Daily Archives: June 27, 2017

comet

Speaking of things beautiful and strange, comely and kimet, let us look to the comet.

No, I don’t mean look out the window. There certainly isn’t one to be seen while I’m writing this. Perhaps at some later date there will be, and if you’re reading this then you’ll know. But consider the celestial body, the long-haired nine days’ wonder that will come t— I was going to say come to be seen, but it was gone already.

Or not. The comets are always out there. There are more than 5000 of them swinging around our Sun, and countless many more around the countless other stars. Every alien civilization on a distant planet has arisen under the periodic portents of comets. But you only see them when they’re close to the light. And even then, you don’t really see them. You see what they leave behind.

A comet is a dirty snowball in space, or sometimes an icy dirtball. It is dark: it has low albedo; it reflects only about 3–4% of the light that hits it. But it is also light: a comet is only about 60% as dense as liquid water, and only 2/3 the density of ice (which is 92% as dense as liquid water, generally). And while it’s bigger than a snowball, it’s not really bigger than a big city – even Halley’s comet, which is large as they go, is only 15 km by 8 km by 8 km. Oh, yeah: they’re oblong and odd-shaped because they’re too small for gravity to round them out.

But that is the dark and dirty part of them, the part that’s always there, the part without which they would not exist, but not the part that we see. What we see and seek in comets is the sublime. Or, more to the point, the sublimation: the solids becoming gases under the heat of the sun. It’s not all water steam – there are various volatile compounds. But it takes up a sweep of space, and it glows. And that glow catches our eyes and imaginations – and anxieties and myths, perhaps. It has taken a long time to learn the truth about comets, and we’re still discovering new things, thanks to such expeditions as the Rosetta spacecraft.

What is it we see when a comet awakens from its sleep, or should I say from its coma? We see its coma, and its tail, like long sweeping white hair drawn through a pool.

Out of coma and into coma again? Thereby hangs a tale. The coma that means ‘deep sleep’ comes from Greek κῶμα, which means ‘sleep’. The coma that you see on a comet – or around glowing objects in an imperfect lens, or around some plant heads, flowers, or seeds – is from Greek κόμη, ‘hair of the head’. And it is from κόμη that we get κομήτης, ‘long-haired’, which came to name a long-maned celestial body, and thence into Latin cometes and now our comet.

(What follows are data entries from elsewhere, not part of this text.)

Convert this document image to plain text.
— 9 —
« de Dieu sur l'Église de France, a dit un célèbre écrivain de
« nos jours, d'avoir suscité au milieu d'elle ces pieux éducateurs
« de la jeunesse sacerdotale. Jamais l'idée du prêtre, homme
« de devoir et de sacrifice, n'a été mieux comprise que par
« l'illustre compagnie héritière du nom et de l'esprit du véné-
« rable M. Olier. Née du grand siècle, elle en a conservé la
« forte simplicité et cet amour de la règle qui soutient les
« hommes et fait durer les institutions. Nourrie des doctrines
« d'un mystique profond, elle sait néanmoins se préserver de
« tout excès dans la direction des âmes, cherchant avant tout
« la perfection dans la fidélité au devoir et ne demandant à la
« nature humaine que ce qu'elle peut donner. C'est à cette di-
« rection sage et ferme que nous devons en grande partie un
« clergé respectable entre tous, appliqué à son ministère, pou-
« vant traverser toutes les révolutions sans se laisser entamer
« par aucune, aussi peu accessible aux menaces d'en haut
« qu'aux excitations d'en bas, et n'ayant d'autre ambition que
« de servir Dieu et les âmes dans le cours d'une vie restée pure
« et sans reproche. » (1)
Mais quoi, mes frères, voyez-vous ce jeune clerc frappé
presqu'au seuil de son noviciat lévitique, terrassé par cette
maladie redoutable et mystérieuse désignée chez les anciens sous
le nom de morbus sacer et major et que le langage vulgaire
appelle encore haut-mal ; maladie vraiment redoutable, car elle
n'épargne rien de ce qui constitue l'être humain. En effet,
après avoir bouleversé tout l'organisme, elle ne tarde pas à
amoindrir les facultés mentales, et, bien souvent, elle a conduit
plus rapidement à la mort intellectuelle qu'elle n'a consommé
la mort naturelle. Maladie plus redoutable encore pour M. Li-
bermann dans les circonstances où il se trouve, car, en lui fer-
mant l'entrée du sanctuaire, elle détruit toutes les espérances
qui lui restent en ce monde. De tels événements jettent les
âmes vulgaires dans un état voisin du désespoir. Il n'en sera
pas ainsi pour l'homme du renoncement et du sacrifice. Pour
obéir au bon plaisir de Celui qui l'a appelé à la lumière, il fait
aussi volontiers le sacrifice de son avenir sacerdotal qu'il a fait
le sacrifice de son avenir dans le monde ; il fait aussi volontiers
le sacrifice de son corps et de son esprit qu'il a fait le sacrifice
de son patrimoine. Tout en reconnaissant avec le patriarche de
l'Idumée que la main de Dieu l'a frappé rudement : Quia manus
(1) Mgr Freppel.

And all of that appears just when there is light and heat to make it visible. But comets are still there the rest of the time. It’s like the famous people you see on TV: they don’t just hang them on hooks in warehouses when they’re not glowing before you. They aren’t Schrödinger’s kittens, indeterminate until a gaze fixes them. Turn off the lights on a comet and you have a dark, light, cold, dirty, uneven object. Turn them on and you have a glowball that may be bigger than the earth, a tail that may be longer than the distance between us and the sun. Until it gases off all its gassable bits and becomes just another eccentric asteroid.

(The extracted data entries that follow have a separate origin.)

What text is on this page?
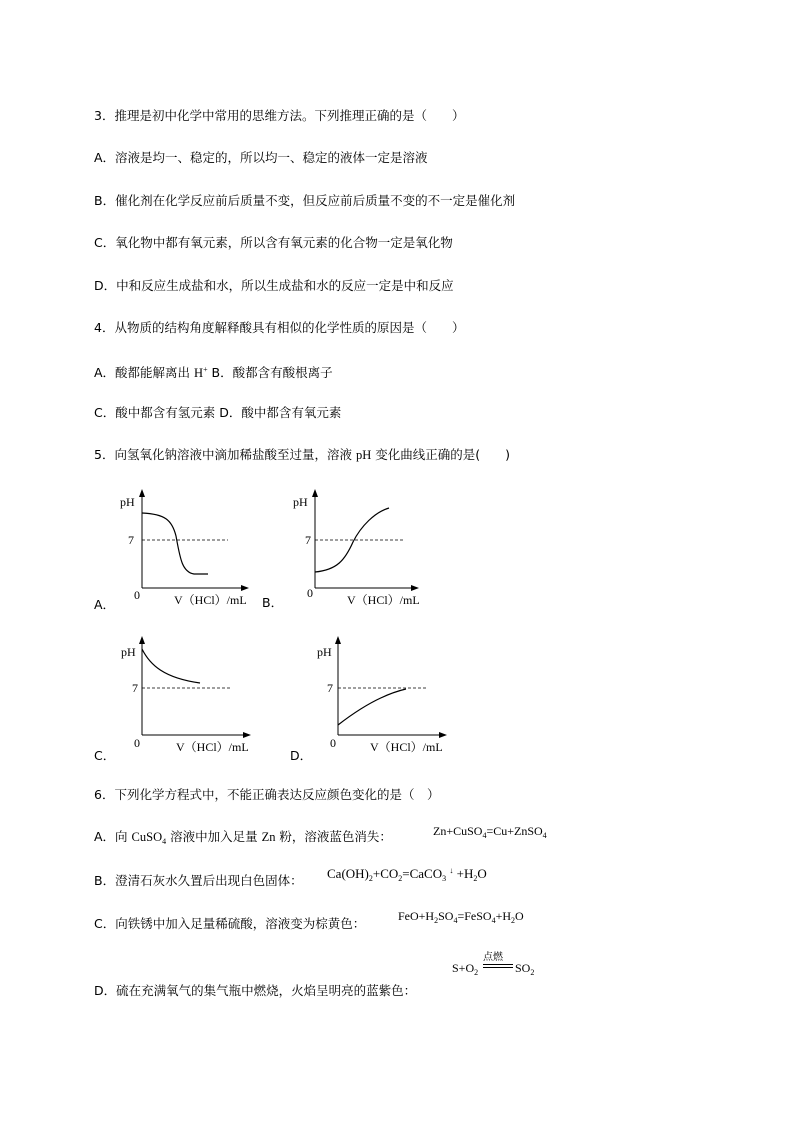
3．推理是初中化学中常用的思维方法。下列推理正确的是（　　）
A．溶液是均一、稳定的，所以均一、稳定的液体一定是溶液
B．催化剂在化学反应前后质量不变，但反应前后质量不变的不一定是催化剂
C．氧化物中都有氧元素，所以含有氧元素的化合物一定是氧化物
D．中和反应生成盐和水，所以生成盐和水的反应一定是中和反应
4．从物质的结构角度解释酸具有相似的化学性质的原因是（　　）
A．酸都能解离出 H+ B．酸都含有酸根离子
C．酸中都含有氢元素 D．酸中都含有氧元素
5．向氢氧化钠溶液中滴加稀盐酸至过量，溶液 pH 变化曲线正确的是(　　)
pH
7
0	V（HCl）/mL
A．	B．
pH
7
0	V（HCl）/mL
pH
7
0	V（HCl）/mL
C．	D．
pH
7
0	V（HCl）/mL
6．下列化学方程式中，不能正确表达反应颜色变化的是（　）
A．向 CuSO$_4$ 溶液中加入足量 Zn 粉，溶液蓝色消失：	Zn+CuSO$_4$=Cu+ZnSO$_4$
B．澄清石灰水久置后出现白色固体： $Ca(OH)_2+CO_2=CaCO_3$ $^↓ +H_2O$
C．向铁锈中加入足量稀硫酸，溶液变为棕黄色：	$FeO+H_2SO_4=FeSO_4+H_2O$
D．硫在充满氧气的集气瓶中燃烧，火焰呈明亮的蓝紫色：
$S+O_2$
点燃
$SO_2$
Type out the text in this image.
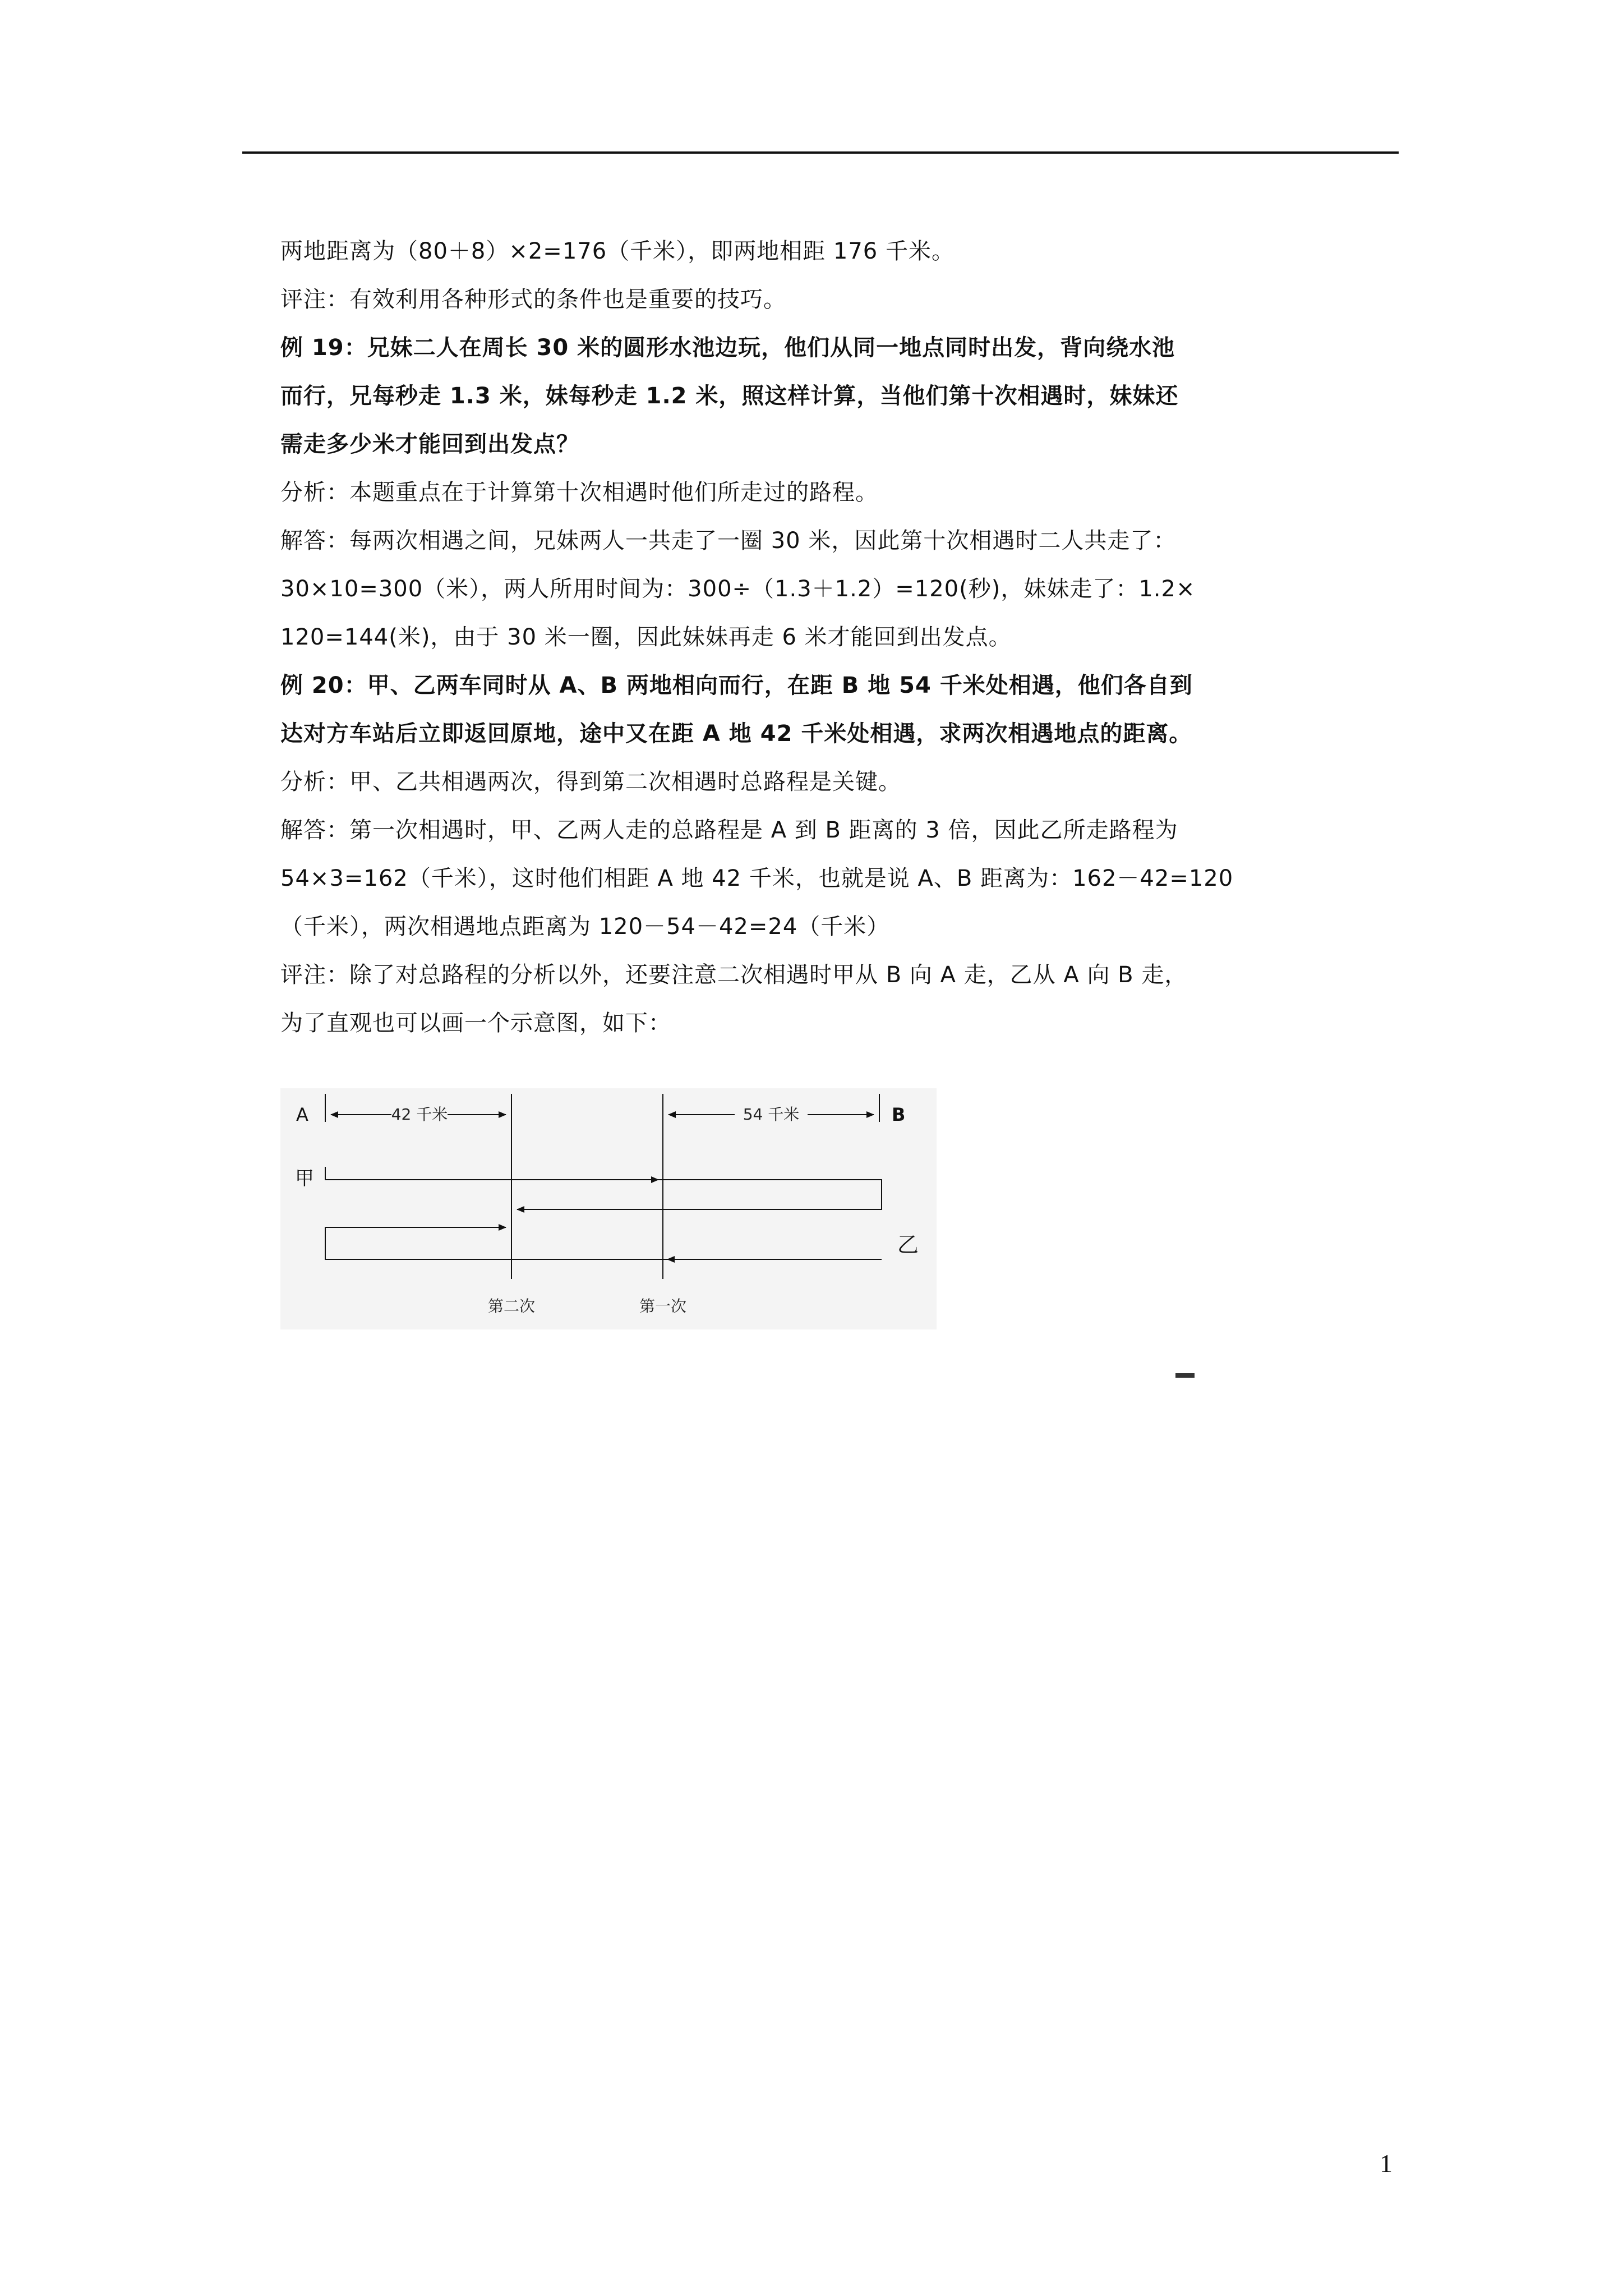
两地距离为（80＋8）×2=176（千米），即两地相距 176 千米。
评注：有效利用各种形式的条件也是重要的技巧。
例 19：兄妹二人在周长 30 米的圆形水池边玩，他们从同一地点同时出发，背向绕水池
而行，兄每秒走 1.3 米，妹每秒走 1.2 米，照这样计算，当他们第十次相遇时，妹妹还
需走多少米才能回到出发点？
分析：本题重点在于计算第十次相遇时他们所走过的路程。
解答：每两次相遇之间，兄妹两人一共走了一圈 30 米，因此第十次相遇时二人共走了：
30×10=300（米），两人所用时间为：300÷（1.3＋1.2）=120(秒)，妹妹走了：1.2×
120=144(米)，由于 30 米一圈，因此妹妹再走 6 米才能回到出发点。
例 20：甲、乙两车同时从 A、B 两地相向而行，在距 B 地 54 千米处相遇，他们各自到
达对方车站后立即返回原地，途中又在距 A 地 42 千米处相遇，求两次相遇地点的距离。
分析：甲、乙共相遇两次，得到第二次相遇时总路程是关键。
解答：第一次相遇时，甲、乙两人走的总路程是 A 到 B 距离的 3 倍，因此乙所走路程为
54×3=162（千米），这时他们相距 A 地 42 千米，也就是说 A、B 距离为：162－42=120
（千米），两次相遇地点距离为 120－54－42=24（千米）
评注：除了对总路程的分析以外，还要注意二次相遇时甲从 B 向 A 走，乙从 A 向 B 走，
为了直观也可以画一个示意图，如下：
42 千米	54 千米
A	B
甲
乙
第二次	第一次
1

But ah, what discoveries the light of attention brings. I can’t see the sun set on this word until I direct you to the Wikipedia page for comet, and specifically to the long mane of languages down the left side. There are many tongues there, an article on comets in each of them. There are languages there that I guarantee you have never heard of before. There are languages there that I had been unaware of. Scroll down and see what you light on, and click to read about it in Bân-lâm-gú, Livvinkarjala, Qaraqalpaqsha, Seeltersk, Vahcuengh, Winaray, Žemaitėška, or any of many others, all languages that have grown up under the same sky seeing the same celestial sweeps and talking about them in their own ways. These languages have been there all along but you’re only now noticing them – or their digital traces – and perhaps you’ll forget about them again in a few days or as soon as your attention moves on. And sure, you don’t understand what they’re saying, but you know what the topic is, and you know it’s all pretty much true and yours to discover over time if you wish. Wikipedia is your own Rosetta Stone.